The hard part is, you can’t have this because you want it. You couldn’t even have it if you needed it. It’s never going to be that easy for you, for any of you. It has taken me, us, two years to build this, and this thing was not easy. Forget what you think you see when you see us together. This thing was not easy. Although, at times it seemed to assemble itself without much design on our part. But that was and is our privilege.
You don’t have that privilege. You are fast off the block now, but the gunshot was last week.
You don’t deserve this place I now call home, the walls of which we put up with our bare hands before they were calloused. The paint that, to you, freckles my pants in chaos, was mixed on our time, and layed out evenly in thick bars without overlap. And although the heat and sweat sandpapered our brows and made it laborious at times, man, these walls. These fucking walls look divine.

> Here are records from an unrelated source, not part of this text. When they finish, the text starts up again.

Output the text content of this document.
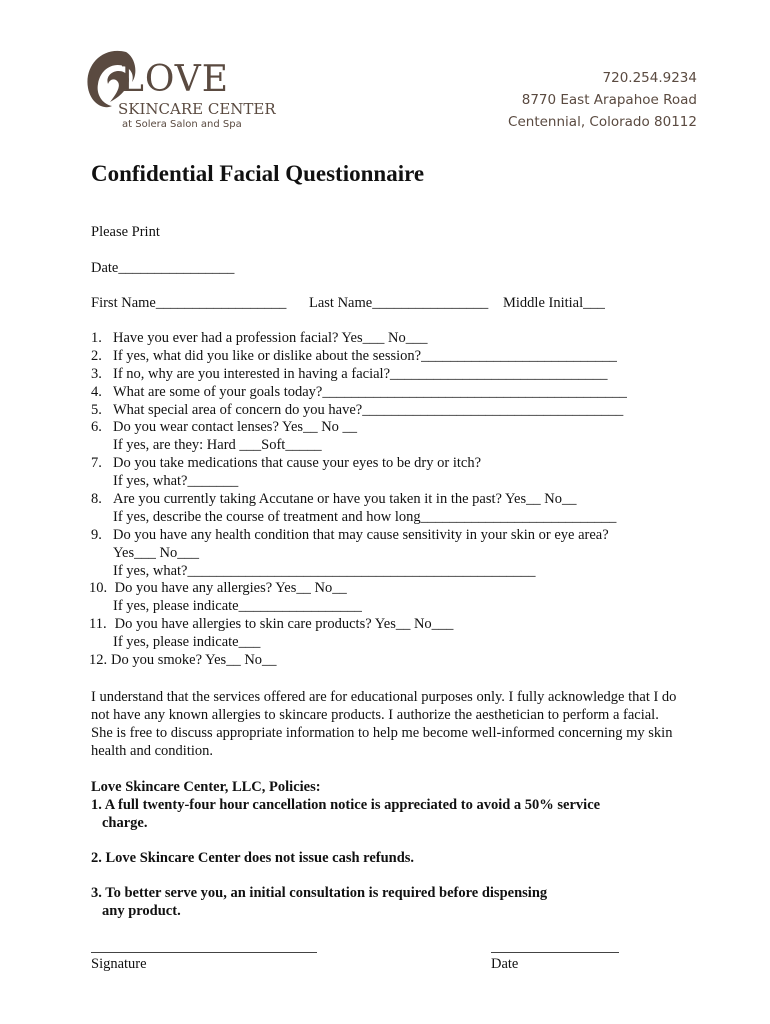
LOVE
SKINCARE CENTER
at Solera Salon and Spa
720.254.9234
8770 East Arapahoe Road
Centennial, Colorado 80112
Confidential Facial Questionnaire
Please Print
Date________________
First Name__________________ Last Name________________ Middle Initial___
1. Have you ever had a profession facial? Yes___ No___
2. If yes, what did you like or dislike about the session?___________________________
3. If no, why are you interested in having a facial?______________________________
4. What are some of your goals today?__________________________________________
5. What special area of concern do you have?____________________________________
6. Do you wear contact lenses? Yes__ No __
If yes, are they: Hard ___Soft_____
7. Do you take medications that cause your eyes to be dry or itch?
If yes, what?_______
8. Are you currently taking Accutane or have you taken it in the past? Yes__ No__
If yes, describe the course of treatment and how long___________________________
9. Do you have any health condition that may cause sensitivity in your skin or eye area?
Yes___ No___
If yes, what?________________________________________________
10. Do you have any allergies? Yes__ No__
If yes, please indicate_________________
11. Do you have allergies to skin care products? Yes__ No___
If yes, please indicate___
12. Do you smoke? Yes__ No__

I understand that the services offered are for educational purposes only. I fully acknowledge that I do not have any known allergies to skincare products. I authorize the aesthetician to perform a facial. She is free to discuss appropriate information to help me become well-informed concerning my skin health and condition.

Love Skincare Center, LLC, Policies:
1. A full twenty-four hour cancellation notice is appreciated to avoid a 50% service
charge.
2. Love Skincare Center does not issue cash refunds.
3. To better serve you, an initial consultation is required before dispensing
any product.
Signature	Date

And I haven’t even told you about the floor. Would you like to know? Yes, hardwood. Where did we get the wood? Fuck you, we grew it. Though I’ve never been told this, I’ve heard that if you want something done right, then do it yourself. Mother nature could not have grown these trees any better then we have. Red Quebracho, also known as the “axe breaker.” South American. Generations of squirrels had generations of squirrels while these suckers shot up like wooden geysers through the dirt. But even so, there were several times where the floors seemed to bow and moan sharply downward so that we had no choice but to tumble towards it’s center, knocking our heads together. Teeth hitting teeth. But you should see this floor of ours. This fucking floor of ours is worth dying on.

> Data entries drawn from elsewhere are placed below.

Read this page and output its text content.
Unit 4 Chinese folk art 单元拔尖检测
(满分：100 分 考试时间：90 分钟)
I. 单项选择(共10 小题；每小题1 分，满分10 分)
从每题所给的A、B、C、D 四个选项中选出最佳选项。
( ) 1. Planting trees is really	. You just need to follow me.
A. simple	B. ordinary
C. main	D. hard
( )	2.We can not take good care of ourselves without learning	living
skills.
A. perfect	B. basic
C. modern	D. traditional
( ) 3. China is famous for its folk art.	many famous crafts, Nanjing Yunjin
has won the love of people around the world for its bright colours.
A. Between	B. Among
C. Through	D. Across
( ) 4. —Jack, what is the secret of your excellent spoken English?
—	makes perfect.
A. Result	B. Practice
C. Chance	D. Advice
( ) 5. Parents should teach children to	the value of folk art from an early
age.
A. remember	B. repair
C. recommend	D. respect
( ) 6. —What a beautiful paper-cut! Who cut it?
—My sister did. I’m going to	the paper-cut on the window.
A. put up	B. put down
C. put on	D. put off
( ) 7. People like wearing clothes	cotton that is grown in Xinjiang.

The ceiling we had flown in from Japan, by a French Architect that speaks several endangered aboriginal languages. He is dead now.
You now must be rolling yours eyes and saying to yourself, don’t tell me, the door is made of 5Cr-Mo-V reinforced sheet steel used most frequently in aerospace engineering, and of which has an Ftu of up to 280 ksi?” It is, and it does.

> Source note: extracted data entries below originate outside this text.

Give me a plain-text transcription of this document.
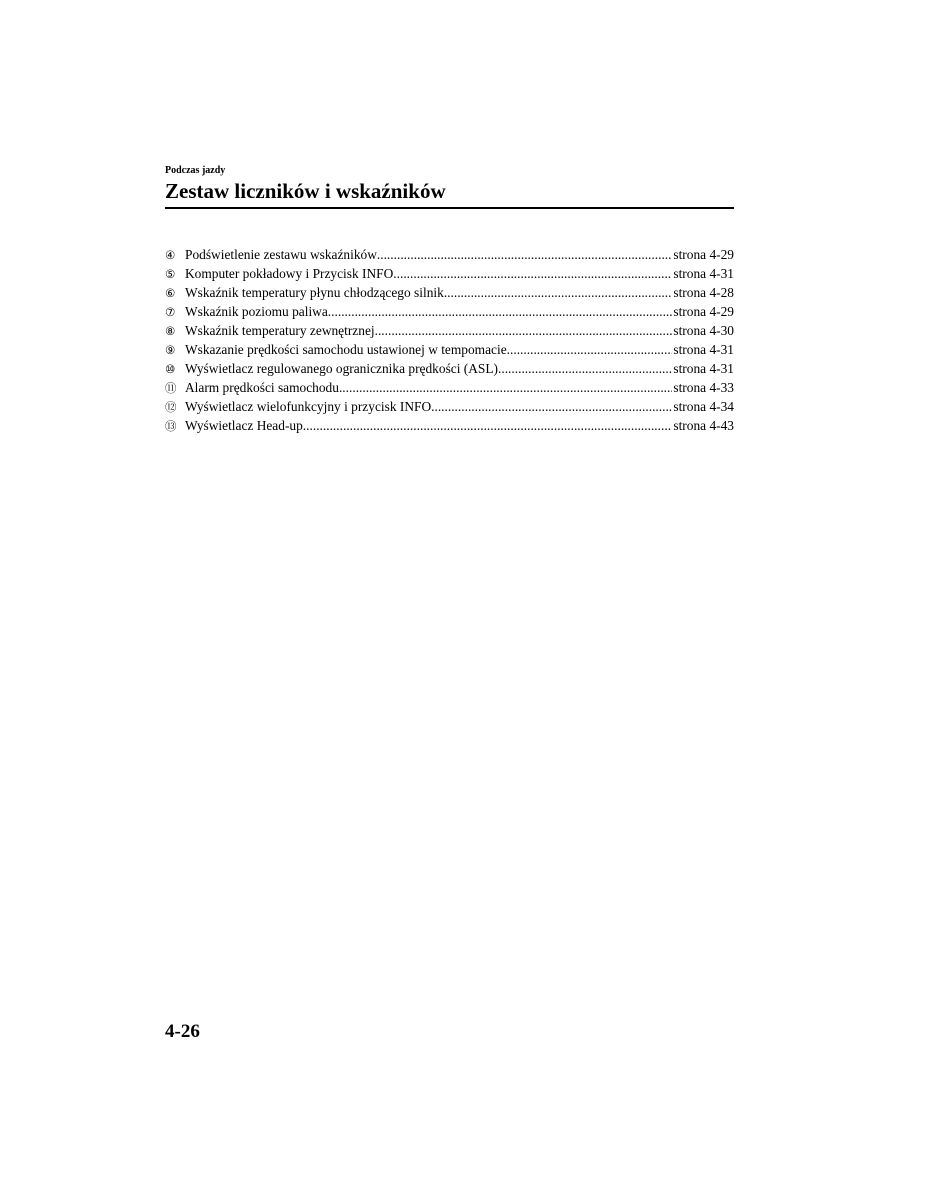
Podczas jazdy
Zestaw liczników i wskaźników
④ Podświetlenie zestawu wskaźników .....	strona 4-29
⑤ Komputer pokładowy i Przycisk INFO .....	strona 4-31
⑥ Wskaźnik temperatury płynu chłodzącego silnik .....	strona 4-28
⑦ Wskaźnik poziomu paliwa .....	strona 4-29
⑧ Wskaźnik temperatury zewnętrznej .....	strona 4-30
⑨ Wskazanie prędkości samochodu ustawionej w tempomacie .....	strona 4-31
⑩ Wyświetlacz regulowanego ogranicznika prędkości (ASL) .....	strona 4-31
⑪ Alarm prędkości samochodu .....	strona 4-33
⑫ Wyświetlacz wielofunkcyjny i przycisk INFO .....	strona 4-34
⑬ Wyświetlacz Head-up .....	strona 4-43
4-26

There is no glass in our windows. Air passes through all space. Life is allowed to come in and out with the safety and freedom it deserves.
It has taken me two years and counting to build the place I now call home. It was not immediate. There was no rush to seize property. I did not plunge a spear in to the ground and declare it mine or call it beautiful before I knew it. I claimed it because I appreciate it. I claimed it because I thought of it, because I went to it day after day after day until I was sure there was solid enough ground in which to live on. I claimed it because it claimed me.
My point in this cluttered, heavy handed metaphor: I have a mansion with a steel door and eighteen German Shepards with the same loyalty the light has for the sun. You have a stick, a pair of binoculars, and a bag of “likes.” You are going to have to try a lot harder than that, because we can see you in the infrared scope on our homemade Tesla Cannon, and you look very very small.